According to Austin and his theory of law, a sovereign is unchallengeable and hence unquestionable. He asserts that moral considerations have no bearing on the content of laws. Constitutionalism, in contrast, holds that the legislature’s authority should be limited in order to increase the range of rights available to the nation’s citizens. Constitutionalism has a transforming effect. The basic principle of transformative constitutionalism is to encourage social, economic, and political transformations by interpreting and applying the provisions listed in the constitution in different ways. It aims to safeguard the authority that the citizens of this nation are constitutionally entitled to, which includes the rights guaranteed by Part III of the Indian Constitution. The most essential defense against the state’s arbitrary use of its power is found in fundamental rights. The states are constrained by the fundamental rights, which tell them what not to do.

The experiences of colonial authority, in which arbitrary laws and executive acts frequently curtailed fundamental freedoms, had a profound impact on the writers of the Indian Constitution. A constitutional framework that would protect individual rights and limit state power was urgently needed given the historical context. By giving the constitutional text its importance, constitutionalism makes certain that the government is “legally limited” and that its power is derive from upholding these constraints against the government. It is ultimately imperative on the state to set down restriction on its power. A state must take steps to restrict its authority and guarantee its citizens’ fundamental rights in order for it to function as intended. Among the multitude of forces that shaped the idea of Part III of the Constitution, constitutionalism was a major driving force. The authors of the constitution were highly understanding of the need to protect fundamental rights from abuse by the government because of India’s colonial past. Our constitution is coherent because of the well-known Indian Constitutional principles, which include secularism, limited government, reasonableness, powers of judicial review, the notion of rule of law and separation of powers, fundamental rights, and many other ideas.

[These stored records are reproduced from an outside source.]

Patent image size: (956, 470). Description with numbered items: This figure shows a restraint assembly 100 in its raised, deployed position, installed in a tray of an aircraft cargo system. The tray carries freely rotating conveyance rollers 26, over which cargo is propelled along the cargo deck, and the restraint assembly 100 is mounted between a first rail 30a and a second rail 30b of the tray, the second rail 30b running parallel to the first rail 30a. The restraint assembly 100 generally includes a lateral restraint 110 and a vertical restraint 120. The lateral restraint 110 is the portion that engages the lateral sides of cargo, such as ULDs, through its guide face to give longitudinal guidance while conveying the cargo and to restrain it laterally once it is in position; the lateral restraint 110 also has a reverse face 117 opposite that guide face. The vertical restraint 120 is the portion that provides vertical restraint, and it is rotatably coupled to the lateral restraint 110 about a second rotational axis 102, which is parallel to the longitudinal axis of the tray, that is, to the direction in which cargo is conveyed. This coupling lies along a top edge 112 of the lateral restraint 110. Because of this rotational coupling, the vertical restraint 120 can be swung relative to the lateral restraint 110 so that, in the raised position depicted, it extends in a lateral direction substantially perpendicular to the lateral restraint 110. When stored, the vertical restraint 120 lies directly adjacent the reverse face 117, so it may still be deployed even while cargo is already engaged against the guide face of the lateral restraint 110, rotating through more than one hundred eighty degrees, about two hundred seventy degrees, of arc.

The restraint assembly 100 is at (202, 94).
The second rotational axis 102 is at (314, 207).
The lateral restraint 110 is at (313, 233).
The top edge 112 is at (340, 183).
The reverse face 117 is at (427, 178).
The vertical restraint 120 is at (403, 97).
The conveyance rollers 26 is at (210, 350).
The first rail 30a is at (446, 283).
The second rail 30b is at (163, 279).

Indian constitution provides for non-justiciable directive principles of state policy in Part IV and basic right in Part III, which are based on the traditional and civil political rights enumerated in Articles 2 through 21 of the UDHR. The preamble provides both of them the authority and power, and when combined, they state the essential ideals and make up the core concepts of Indian Constitution. As one of the most crucial foundations supporting the nation’s democracy is the judiciary. By drastically interpreting the constitution—which is essential to achieving justice—the judiciary plays a major role in this process. In addition, the Supreme Court has upheld the constitutionality of many laws by declaring unjust portions to be unconstitutional. The court concluded in Puttuswamy v. Union of India that article 14, 19, and 21 guarantee the right to privacy as a basic right. In contrast, the court recognized transgender persons’ fundamental constitutional rights and deemed them to be the third person in National Legal Service Authority (NALSA) v. Union of India. In Maneka Gandhi Case, Justice Bhagwati stated that the state is obligated to refrain from infringing upon individual liberty in all of its forms by constructing a “pattern of guarantees on the basic structure of human rights.” The spirit of constitutionalism in India did not start to flow until after this particular instance. In the case of Air India v. Nagesh Mirza, the court noted the significance of preserving the right to equality under Article 14 and upheld the supremacy of constitution as well as the requirement that public agencies operate in harmony with its established standard principles. Only transformative constitutionalism allowed the Supreme Court to render its significant decisions, which addresses issues such as decriminalizing same-sex relationships, granting rights to the third gender, and gender equality in accessing places of worship like Sabarimala. This highlights the influence of transformative constitutionalism on how the Indian constitution is interpreted

As a safeguard to individual liberty, Article 32 gives the Supreme Court the authority to grant writs for the enforcement of basic rights. In s same vein, article 226 gives the High Courts the authority to provide writs, orders, or directives, for any reason, including enforcement of fundamental rights. According to article 13, any executive orders and laws which are at odds with the rights outlined in Part III are null and invalid. The Supreme Court is empowered to implement remedial measures under Article 32 in the case that the governing body attempts to breach Article 13.Despite not being a representative body the supreme court can intervene to allow citizens whose rights have been abused to seek redress. Artices 32 and 226 guarantee that constitutionalism is a reality and not just a fancy word that is used to sound good. The Indian Constitution’s structure and principles guarantee that the Executive and Legislative branches’ authority is restricted, preventing these bodies’ discretion from becoming unreasonable or arbitrary. The Indian courts have dedicated most of their time in defending the idea of constitutionalism. Therefore, constitutionalism can clearly be seen by the way it is reflected in the Indian Constitution through the protection of basic fundamental rights. Constitutionalism has in fact been a driving force behind the conceptualization of Part III rights in the Indian Constitution.